I also have a weblog and so I can decide to write a piece today and by this evening it'll be available to a global audience. In this case how do you assess the credibility of what I write? Instant publishing is transforming the availability of information. So much so that academic journals are adapting to this new medium by offering pre-prints and other forms of rapid publication including fully electronic journals that cut the time to publication dramatically. But these rapid forms of publication still use peer-review and so are still credible. So can the weblogging world gain the kind of credibility that renders its community information worthy of being on the first page of a Google search result? I think it can and the method by which this credibility is derived is through communities of practice. To quote Etienne Wenger, the originator of the communities of practice idea; "The basic idea [of communities of practice] is that human knowing is fundamentally a social act". To revisit the earlier example of educational technology weblogs, a community of practice has emerged centred on a core of bloggers that gives the ideas and discussions that emerge from this community a credibility that's every bit as valid as the peer reviewed community publishing articles in scholarly journals.
The big difference between writing for a journal and writing on a weblog is that crap written in academia tends not to get published (with very few exceptions) whereas crap written in a weblog can appear in the results of a Google search. But here's where Google's PageRank can help us. A weblog or weblogger that's consistently crap is less likely to partake in a community of practice than one that routinely generates active debate. The latter is also more likely to reach the top 10 in a Google search than the former exactly because of another of the phenomena of weblogging communities of practice, web links or the ubiquitous blogroll.

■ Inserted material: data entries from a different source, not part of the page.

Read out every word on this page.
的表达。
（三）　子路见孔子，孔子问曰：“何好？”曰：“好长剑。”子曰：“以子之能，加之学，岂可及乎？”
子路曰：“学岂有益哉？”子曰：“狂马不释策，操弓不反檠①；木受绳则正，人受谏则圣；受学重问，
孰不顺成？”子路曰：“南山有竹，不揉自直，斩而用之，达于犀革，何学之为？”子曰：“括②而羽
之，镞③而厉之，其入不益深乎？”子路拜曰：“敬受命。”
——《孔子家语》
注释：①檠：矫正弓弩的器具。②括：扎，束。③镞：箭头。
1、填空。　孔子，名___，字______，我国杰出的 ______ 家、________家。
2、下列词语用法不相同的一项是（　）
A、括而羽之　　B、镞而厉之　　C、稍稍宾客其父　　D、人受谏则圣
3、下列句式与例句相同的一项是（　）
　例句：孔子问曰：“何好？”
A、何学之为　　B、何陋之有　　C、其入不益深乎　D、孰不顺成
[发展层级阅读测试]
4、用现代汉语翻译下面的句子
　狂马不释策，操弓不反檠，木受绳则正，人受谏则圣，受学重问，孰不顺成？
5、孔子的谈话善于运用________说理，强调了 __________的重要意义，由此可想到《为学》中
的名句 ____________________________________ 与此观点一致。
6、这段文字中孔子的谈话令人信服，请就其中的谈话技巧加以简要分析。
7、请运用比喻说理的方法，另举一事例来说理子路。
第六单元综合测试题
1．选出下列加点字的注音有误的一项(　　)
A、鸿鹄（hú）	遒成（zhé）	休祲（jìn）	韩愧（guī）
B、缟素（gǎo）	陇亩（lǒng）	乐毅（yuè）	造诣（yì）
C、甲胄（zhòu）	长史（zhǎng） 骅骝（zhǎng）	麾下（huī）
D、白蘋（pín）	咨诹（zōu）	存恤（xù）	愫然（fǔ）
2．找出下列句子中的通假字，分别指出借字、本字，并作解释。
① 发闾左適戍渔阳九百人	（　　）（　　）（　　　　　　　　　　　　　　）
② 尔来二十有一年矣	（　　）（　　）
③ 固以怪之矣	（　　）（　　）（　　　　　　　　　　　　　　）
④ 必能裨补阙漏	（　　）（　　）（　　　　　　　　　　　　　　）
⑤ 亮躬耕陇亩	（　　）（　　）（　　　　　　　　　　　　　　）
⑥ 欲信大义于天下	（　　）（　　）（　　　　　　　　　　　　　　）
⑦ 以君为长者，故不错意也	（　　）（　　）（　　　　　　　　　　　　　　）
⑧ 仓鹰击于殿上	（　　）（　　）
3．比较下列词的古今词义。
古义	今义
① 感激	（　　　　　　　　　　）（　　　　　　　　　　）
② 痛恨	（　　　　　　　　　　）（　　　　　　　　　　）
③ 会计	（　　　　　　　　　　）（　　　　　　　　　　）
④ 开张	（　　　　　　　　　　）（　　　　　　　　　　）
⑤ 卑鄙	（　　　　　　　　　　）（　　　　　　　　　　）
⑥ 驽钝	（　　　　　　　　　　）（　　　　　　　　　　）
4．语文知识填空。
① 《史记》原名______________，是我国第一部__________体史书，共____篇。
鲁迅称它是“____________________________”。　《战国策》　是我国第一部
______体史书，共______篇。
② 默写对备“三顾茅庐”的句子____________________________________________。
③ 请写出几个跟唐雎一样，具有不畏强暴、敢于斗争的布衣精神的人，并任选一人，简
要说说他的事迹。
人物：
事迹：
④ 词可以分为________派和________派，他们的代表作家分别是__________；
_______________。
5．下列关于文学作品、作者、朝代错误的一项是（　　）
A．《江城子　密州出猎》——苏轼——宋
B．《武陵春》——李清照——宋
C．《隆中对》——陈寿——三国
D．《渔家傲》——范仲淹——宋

I think it's going to take a little while for these weblogging communities of practice to establish themselves in many areas but when and where they do I think we can look forward to more informed information and debate than has yet to grace much of what is written on the web. And when they do emerge I for one will be proud to call myself a blogger.
So back to Google. If Google creates a tab specifically for weblogs then that will propel weblogs from a relatively small-scale specialist activity into something of global relevance, in your face every time you do a Google search. Whether or not this is a good thing only time will tell. If on the other hand Google devise a way of removing weblog posts from its main index then I really do thing that the Internet will be a poorer place for it.
Note to readers: This piece has not been peer reviewed but has instead been blogged.